Pupils 'ban' on buying food outside school suggested

Two schoolgirls eating and drinking (posed by models, photo: Thinkstock)
Image caption Cookery lessons should be used to pilot new dishes, says the report

Schools in Wales should ban pupils from buying food outside their grounds, says a major study into school meals.

Schools should make it clear that crisps and a drink is no longer an acceptable lunch, according to the Appetite for Life report.

Nine schools in Wales acted as pilots to find out how the assembly government's school meals action plan can be rolled out across the country.

Education Minister Leighton Andrews welcomed the findings.

The assembly government will now work at implementing the findings of the report, said a spokesperson.

The researchers, from the University of Bath, said they found that the withdrawal of some unhealthy foods such as sausage rolls or confectionary caused tension among pupils and canteen staff.

'Importance of good food'

The report revealed that school food providers were torn between the feeling that this did not make commercial sense when competing with high street outlets.

Some pupils resented the fact that they as consumers were denied the right to choose the kind of foods they wanted.

But Education Minister Leighton Andrews said there was a need for school canteens to be seen as an extension of the classroom and not as competition with high street food outlets.

"We know the importance of good food in helping children and young people concentrate and achieve during the school day," he said.

"This report clearly identifies the need for the school canteen to be seen as an extension of the classroom, something that is integral to our children's education.

"Our draft budget shows our continued commitment to the health and wellbeing of school pupils through programmes aimed at improving our children and young people's diet and reducing health inequalities.

"The findings of the Appetite for Life project will help inform how we continue to take forward our agenda for improving food and drink provided in schools in Wales."

The two-year research project was carried out at nine unnamed primary and secondary schools in Ceredigion, Merthyr Tydfil, Torfaen and Wrexham.

The report, which makes 28 recommendations, found that cookery lessons should be used to pilot new dishes and warned of the health consequences of poor eating.

Researchers said that canteens should encourage pupils to be more involved in the design of menus and the cooking of food as there is evidence that this could have a positive influences on what is then cooked at home.

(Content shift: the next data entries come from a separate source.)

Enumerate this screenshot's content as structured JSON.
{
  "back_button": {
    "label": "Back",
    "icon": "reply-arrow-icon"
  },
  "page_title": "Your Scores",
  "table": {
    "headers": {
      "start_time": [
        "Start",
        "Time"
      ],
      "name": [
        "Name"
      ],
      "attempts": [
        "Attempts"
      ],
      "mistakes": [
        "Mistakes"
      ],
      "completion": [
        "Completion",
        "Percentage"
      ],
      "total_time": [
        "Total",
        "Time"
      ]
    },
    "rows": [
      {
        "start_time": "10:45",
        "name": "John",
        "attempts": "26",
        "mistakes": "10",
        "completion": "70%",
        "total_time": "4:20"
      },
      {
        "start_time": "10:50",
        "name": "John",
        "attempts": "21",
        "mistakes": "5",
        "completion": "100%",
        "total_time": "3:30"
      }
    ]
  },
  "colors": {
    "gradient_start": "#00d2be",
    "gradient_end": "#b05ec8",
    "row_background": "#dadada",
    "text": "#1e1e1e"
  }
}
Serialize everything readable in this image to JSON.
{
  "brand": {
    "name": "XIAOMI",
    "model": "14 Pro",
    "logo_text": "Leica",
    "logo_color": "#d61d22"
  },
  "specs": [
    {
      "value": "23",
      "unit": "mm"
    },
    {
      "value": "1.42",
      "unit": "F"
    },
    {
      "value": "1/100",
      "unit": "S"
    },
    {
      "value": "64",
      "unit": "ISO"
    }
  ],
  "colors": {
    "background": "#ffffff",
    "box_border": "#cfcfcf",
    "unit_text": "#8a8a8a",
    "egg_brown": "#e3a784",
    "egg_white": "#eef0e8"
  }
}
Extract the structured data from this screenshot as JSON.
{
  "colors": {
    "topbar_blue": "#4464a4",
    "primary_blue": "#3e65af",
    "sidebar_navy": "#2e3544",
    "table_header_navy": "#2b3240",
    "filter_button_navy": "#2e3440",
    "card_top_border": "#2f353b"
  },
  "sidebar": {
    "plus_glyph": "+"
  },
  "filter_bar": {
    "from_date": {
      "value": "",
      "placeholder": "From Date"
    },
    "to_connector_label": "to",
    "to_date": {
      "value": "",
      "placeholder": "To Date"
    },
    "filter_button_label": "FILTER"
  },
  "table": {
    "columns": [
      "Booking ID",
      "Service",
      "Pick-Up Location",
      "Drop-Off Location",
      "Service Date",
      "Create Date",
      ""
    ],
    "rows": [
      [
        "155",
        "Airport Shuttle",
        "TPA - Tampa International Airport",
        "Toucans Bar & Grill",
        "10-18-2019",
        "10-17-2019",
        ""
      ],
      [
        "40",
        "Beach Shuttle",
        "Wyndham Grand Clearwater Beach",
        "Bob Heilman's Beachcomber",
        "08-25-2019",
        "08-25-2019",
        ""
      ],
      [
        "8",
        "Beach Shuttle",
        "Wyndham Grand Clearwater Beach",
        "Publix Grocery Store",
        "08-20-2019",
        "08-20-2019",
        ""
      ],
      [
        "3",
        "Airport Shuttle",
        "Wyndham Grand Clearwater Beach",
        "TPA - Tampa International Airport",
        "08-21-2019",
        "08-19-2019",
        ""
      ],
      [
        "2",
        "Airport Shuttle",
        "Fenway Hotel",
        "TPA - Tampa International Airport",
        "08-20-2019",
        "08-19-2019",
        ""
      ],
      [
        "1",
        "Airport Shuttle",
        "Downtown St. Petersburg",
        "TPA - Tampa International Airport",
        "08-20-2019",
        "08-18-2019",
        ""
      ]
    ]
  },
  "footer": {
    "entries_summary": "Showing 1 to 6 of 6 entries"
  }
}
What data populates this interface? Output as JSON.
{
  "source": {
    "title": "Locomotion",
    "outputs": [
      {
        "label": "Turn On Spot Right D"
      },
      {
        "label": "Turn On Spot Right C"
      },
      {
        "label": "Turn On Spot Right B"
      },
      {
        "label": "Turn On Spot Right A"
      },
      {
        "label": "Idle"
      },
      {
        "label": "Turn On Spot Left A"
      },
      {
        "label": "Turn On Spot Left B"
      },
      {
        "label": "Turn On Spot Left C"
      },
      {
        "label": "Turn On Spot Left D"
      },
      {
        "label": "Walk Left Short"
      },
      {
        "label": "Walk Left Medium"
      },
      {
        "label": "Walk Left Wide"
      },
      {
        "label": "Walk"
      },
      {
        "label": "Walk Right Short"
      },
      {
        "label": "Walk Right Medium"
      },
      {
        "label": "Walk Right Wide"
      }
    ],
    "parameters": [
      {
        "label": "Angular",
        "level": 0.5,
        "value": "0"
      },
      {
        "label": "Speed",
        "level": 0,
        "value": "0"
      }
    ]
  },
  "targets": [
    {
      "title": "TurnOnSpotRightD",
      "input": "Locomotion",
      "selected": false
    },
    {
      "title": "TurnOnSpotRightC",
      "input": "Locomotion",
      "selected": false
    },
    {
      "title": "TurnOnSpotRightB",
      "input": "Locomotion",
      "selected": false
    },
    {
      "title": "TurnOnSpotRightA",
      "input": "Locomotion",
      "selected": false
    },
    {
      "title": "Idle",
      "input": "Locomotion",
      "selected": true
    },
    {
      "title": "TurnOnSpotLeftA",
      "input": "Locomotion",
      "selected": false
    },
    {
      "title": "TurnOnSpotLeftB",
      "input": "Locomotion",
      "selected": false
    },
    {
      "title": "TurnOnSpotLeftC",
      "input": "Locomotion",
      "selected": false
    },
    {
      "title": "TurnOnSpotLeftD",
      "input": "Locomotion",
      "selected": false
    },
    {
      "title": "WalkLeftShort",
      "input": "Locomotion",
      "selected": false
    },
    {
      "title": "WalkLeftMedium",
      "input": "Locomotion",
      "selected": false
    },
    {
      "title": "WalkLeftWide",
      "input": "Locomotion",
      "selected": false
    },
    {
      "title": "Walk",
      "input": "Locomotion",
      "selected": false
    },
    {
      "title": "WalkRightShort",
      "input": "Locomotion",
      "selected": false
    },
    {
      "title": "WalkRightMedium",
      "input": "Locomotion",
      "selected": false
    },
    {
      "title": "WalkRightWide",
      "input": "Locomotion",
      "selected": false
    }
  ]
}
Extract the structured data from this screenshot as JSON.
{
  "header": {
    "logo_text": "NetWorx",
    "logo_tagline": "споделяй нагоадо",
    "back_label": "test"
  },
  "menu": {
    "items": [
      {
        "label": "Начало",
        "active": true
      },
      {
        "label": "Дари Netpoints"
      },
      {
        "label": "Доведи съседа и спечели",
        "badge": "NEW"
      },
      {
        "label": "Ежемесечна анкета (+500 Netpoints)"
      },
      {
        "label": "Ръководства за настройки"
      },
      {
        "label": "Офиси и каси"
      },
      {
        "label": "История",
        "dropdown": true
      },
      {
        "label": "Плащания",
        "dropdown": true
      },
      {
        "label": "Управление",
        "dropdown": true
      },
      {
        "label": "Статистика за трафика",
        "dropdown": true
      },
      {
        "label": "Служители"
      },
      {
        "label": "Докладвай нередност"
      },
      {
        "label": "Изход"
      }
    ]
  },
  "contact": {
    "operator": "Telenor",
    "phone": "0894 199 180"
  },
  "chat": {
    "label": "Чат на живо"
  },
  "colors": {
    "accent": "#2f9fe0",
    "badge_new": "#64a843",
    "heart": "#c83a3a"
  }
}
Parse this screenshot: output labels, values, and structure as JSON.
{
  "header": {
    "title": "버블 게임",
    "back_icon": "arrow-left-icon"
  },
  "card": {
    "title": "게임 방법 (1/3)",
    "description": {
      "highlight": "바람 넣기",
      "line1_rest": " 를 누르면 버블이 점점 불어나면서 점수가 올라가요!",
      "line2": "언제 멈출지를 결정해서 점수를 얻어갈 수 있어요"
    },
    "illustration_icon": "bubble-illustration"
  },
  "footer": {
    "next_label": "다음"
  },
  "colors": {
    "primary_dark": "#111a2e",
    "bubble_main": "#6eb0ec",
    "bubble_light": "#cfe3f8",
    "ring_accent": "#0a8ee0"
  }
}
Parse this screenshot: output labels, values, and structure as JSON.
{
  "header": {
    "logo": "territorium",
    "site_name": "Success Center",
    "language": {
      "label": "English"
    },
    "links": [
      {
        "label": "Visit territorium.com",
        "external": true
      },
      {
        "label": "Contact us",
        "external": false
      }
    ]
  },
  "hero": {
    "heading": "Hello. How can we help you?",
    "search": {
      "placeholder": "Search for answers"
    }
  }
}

The researchers concluded that the draft guidance given to schools as part of the Appetite for Life programme needs to be rebalanced so that school food should be the extension of a lesson on how to eat and drink well.


But they said the canteen should be "reconceptualised" as a fun experience, co-produced with children and young people instead of a service simply delivered to them.

They said schools should get help in setting clear boundaries which restrict choice in order to make clear that "a bag of crisps and a drink, or a bowl of plain pasta is no longer an acceptable lunch time meal".

Jenny Randerson, Welsh Liberal Democrat AM for Cardiff Central succeeded in getting legislation on healthy school food passed in October 2009 but it has not yet taken effect.

Ms Randerson said she hoped this would happen following the findings of the Appetite for Life research.

"I strongly welcome the fact that there is decisive action being taken in relation to school meals.

"Pupils being allowed to buy food outside of school undermines the good work of teachers when it comes to educating pupils about healthy eating.

"it might sound draconian but banning pupils from going outside school grounds to get food seems to be the answer.

"I also think that headteachers will welcome the backing of the government in this area.

"Having visited a number of schools for healthy eating initiatives, I have heard from headteachers who were browbeaten by parents into allowing vendors onto the school site selling junk food.

"This simply undermines the phenomonal efforts of school catering services who are trying to provide healthy options and teachers who are educating pupils about healthy eating."